Sebastian Lazay: Herr Peter, wir beide sind beim Tag der offenen Tür hier in Berlin ins Gespräch gekommen. Ich hatte mir immer gewünscht, dass wir noch eimal etwas mehr Zeit für ein Gespräch haben. Vielen Dank daher, dass Sie sich heute die Zeit genommen haben. Würden Sie mir noch einmal erzählen, wie ihre berufliche Laufbahn begann?

Uwe Peter: Ja gerne und ebenfalls vielen Dank für die Einladung. Also anfangen habe ich ja als Elektromonteur, eigentlich mit dem Schwerpunkt auf Inlands- und Auslandsmontagen. In den DDR-Zeiten war die Möglichkeit, dadurch reisen zu können, für mich ein großer Reiz. Aber als ich dann so weit war, hat mich die Beziehung mit meiner Frau davon abgehalten. Deshalb habe ich mich umorientiert und bin Betriebselektriker geworden. Da ging es um Servicearbeiten in Plattenbauten von der Hausinstallation bis zu den Steuerungsanlagen.

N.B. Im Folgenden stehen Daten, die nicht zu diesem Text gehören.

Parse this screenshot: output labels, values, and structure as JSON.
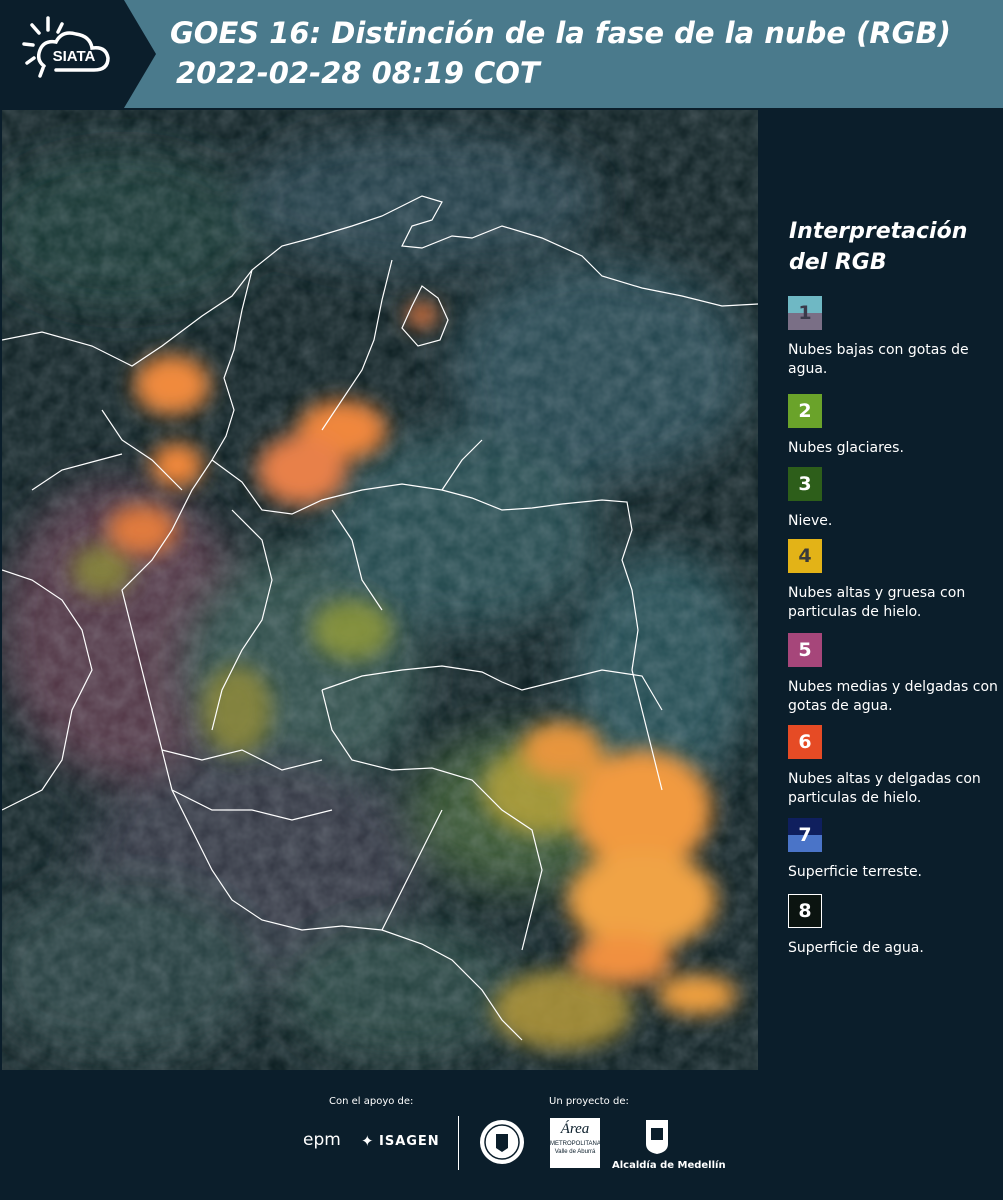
{
  "header": {
    "logo_text": "SIATA",
    "title_line1": "GOES 16: Distinción de la fase de la nube (RGB)",
    "title_line2": "2022-02-28 08:19 COT"
  },
  "legend": {
    "title": "Interpretación del RGB",
    "items": [
      {
        "number": "1",
        "label": "Nubes bajas con gotas de agua.",
        "color_top": "#6fb8c4",
        "color_bottom": "#7a6f86",
        "num_color": "#3a3a4a"
      },
      {
        "number": "2",
        "label": "Nubes glaciares.",
        "color_top": "#6aa32a",
        "color_bottom": "#6aa32a",
        "num_color": "#ffffff"
      },
      {
        "number": "3",
        "label": "Nieve.",
        "color_top": "#2d5e1a",
        "color_bottom": "#2d5e1a",
        "num_color": "#ffffff"
      },
      {
        "number": "4",
        "label": "Nubes altas y gruesa con particulas de hielo.",
        "color_top": "#e3b317",
        "color_bottom": "#e3b317",
        "num_color": "#3a3a3a"
      },
      {
        "number": "5",
        "label": "Nubes medias y delgadas con gotas de agua.",
        "color_top": "#a6467a",
        "color_bottom": "#a6467a",
        "num_color": "#ffffff"
      },
      {
        "number": "6",
        "label": "Nubes altas y delgadas con particulas de hielo.",
        "color_top": "#e64b25",
        "color_bottom": "#e64b25",
        "num_color": "#ffffff"
      },
      {
        "number": "7",
        "label": "Superficie terreste.",
        "color_top": "#0f1f5e",
        "color_bottom": "#4a74c8",
        "num_color": "#ffffff"
      },
      {
        "number": "8",
        "label": "Superficie de agua.",
        "color_top": "#0b1410",
        "color_bottom": "#0b1410",
        "num_color": "#ffffff"
      }
    ]
  },
  "footer": {
    "support_caption": "Con el apoyo de:",
    "project_caption": "Un proyecto de:",
    "brand_epm": "epm",
    "brand_isagen": "ISAGEN",
    "brand_area_line1": "Área",
    "brand_area_line2": "METROPOLITANA",
    "brand_area_line3": "Valle de Aburrá",
    "brand_alcaldia": "Alcaldía de Medellín"
  },
  "colors": {
    "header_bg": "#4a7a8c",
    "logo_bg": "#0b1e2b",
    "page_bg": "#0b1e2b",
    "border_lines": "#ffffff"
  }
}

Die Wende bedeutete für Viele auch einen persönlichen Neuanfang. Was hat die deutsche Wiedervereinigung für sie bedeutet?

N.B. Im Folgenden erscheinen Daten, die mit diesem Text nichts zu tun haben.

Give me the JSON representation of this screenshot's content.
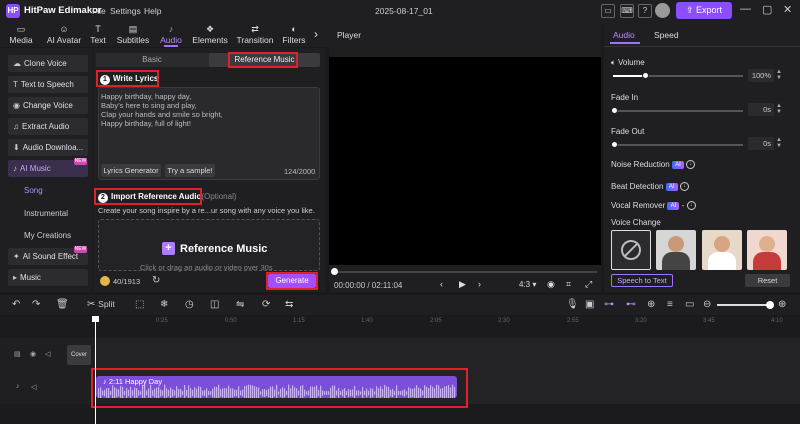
{
  "app": {
    "name": "HitPaw Edimakor",
    "menu": [
      "File",
      "Settings",
      "Help"
    ],
    "doc_title": "2025-08-17_01",
    "export_label": "Export",
    "logo_text": "HP"
  },
  "tabs": [
    {
      "label": "Media",
      "icon": "▭"
    },
    {
      "label": "AI Avatar",
      "icon": "☺"
    },
    {
      "label": "Text",
      "icon": "T"
    },
    {
      "label": "Subtitles",
      "icon": "▤"
    },
    {
      "label": "Audio",
      "icon": "♪"
    },
    {
      "label": "Elements",
      "icon": "❖"
    },
    {
      "label": "Transition",
      "icon": "⇄"
    },
    {
      "label": "Filters",
      "icon": "◐"
    }
  ],
  "sidebar": {
    "items": [
      {
        "label": "Clone Voice",
        "icon": "☁"
      },
      {
        "label": "Text to Speech",
        "icon": "T"
      },
      {
        "label": "Change Voice",
        "icon": "◉"
      },
      {
        "label": "Extract Audio",
        "icon": "♫"
      },
      {
        "label": "Audio Downloa...",
        "icon": "⬇"
      },
      {
        "label": "AI Music",
        "icon": "♪",
        "badge": "NEW"
      }
    ],
    "subitems": [
      "Song",
      "Instrumental",
      "My Creations"
    ],
    "more": [
      {
        "label": "AI Sound Effect",
        "icon": "✦",
        "badge": "NEW"
      },
      {
        "label": "Music",
        "icon": "▸"
      }
    ]
  },
  "panel": {
    "seg_basic": "Basic",
    "seg_reference": "Reference Music",
    "write_lyrics": {
      "num": "1",
      "title": "Write Lyrics"
    },
    "lyrics": [
      "Happy birthday, happy day,",
      "Baby’s here to sing and play,",
      "Clap your hands and smile so bright,",
      "Happy birthday, full of light!"
    ],
    "lyrics_generator": "Lyrics Generator",
    "try_sample": "Try a sample!",
    "char_count": "124/2000",
    "import_ref": {
      "num": "2",
      "title": "Import Reference Audio",
      "optional": "(Optional)"
    },
    "description": "Create your song inspire by a re...ur song with any voice you like.",
    "upload_title": "Reference Music",
    "upload_hint": "Click or drag an audio or video over 30s",
    "credits": "40/1913",
    "generate": "Generate"
  },
  "player": {
    "label": "Player",
    "time": "00:00:00 / 02:11:04",
    "ratio": "4:3 ▾"
  },
  "right": {
    "tabs": [
      "Audio",
      "Speed"
    ],
    "volume": {
      "label": "Volume",
      "value": "100%",
      "level": 1.0
    },
    "fade_in": {
      "label": "Fade In",
      "value": "0s"
    },
    "fade_out": {
      "label": "Fade Out",
      "value": "0s"
    },
    "noise": "Noise Reduction",
    "beat": "Beat Detection",
    "vocal": "Vocal Remover",
    "voice_change": "Voice Change",
    "ai_badge": "AI",
    "speech_to_text": "Speech to Text",
    "reset": "Reset"
  },
  "toolbar": {
    "split": "Split"
  },
  "timeline": {
    "ticks": [
      "0:25",
      "0:50",
      "1:15",
      "1:40",
      "2:05",
      "2:30",
      "2:55",
      "3:20",
      "3:45",
      "4:10"
    ],
    "cover": "Cover",
    "clip_label": "2:11 Happy Day"
  }
}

Ich in zunächst in den Handel gewechselt, weil einfach keine Perspektiven mehr in meinem Beruf bestanden. Da habe ich bei Null angefangen und mich in einem Baumarkt bis zum Lagermeister hochgearbeitet. Als meine Schwester dann von einem Afrika-Aufenthalt zurückkam war das der Anlass für mich, ein eigenes Unternehmen für Import und Export zu gründen. Das war eine spannende Zeit mit sehr vielfältigen Projekten. Ich habe Käufer, Verkäufer und Transportunternehmen zusammengeführt. Neben dem klassischen Handel haben wir zum Beispiel mit der IHK Modelle entwickelt, wie wir zu Messen Ausstellungsstücke nach Afrika bringen, die nach der Veranstaltung dort bleiben konnten, um lokale Handwerksbetriebe zu unterstützen. Der Leitgedanke war oft, wie einheimische Handwerksbetriebe mit unserer deutschen Technik und unserem Knowhow versorgt werden konnten, um so selbst ihre nationale Infrastruktur aufbauen zu können. Die Themen gingen von Holzprodukten über Maschinen, Keramikprodukte bis zur Satellitentechnik. Ich habe da sehr viel privates Geld investiert. Am Ende hat es aber aufgrund der Größe der Projekte nicht gereicht. Daher musste ich die Selbständigkeit nach zwei Jahren wieder beenden. Ich möchte die Zeit aber nicht missen, ich habe da sehr viel gelernt und Neues kennengelernt, hatte so viele gute Partner und solide Geschäftskonzepte. Etwas schade ist es schon, dass daraus nicht geworden ist.

Trotzdem haben Sie dadurch viel Mut und Unternehmergeist bewiesen. Dazu gehört eben manchmal auch, ein Projekt wieder zu beenden.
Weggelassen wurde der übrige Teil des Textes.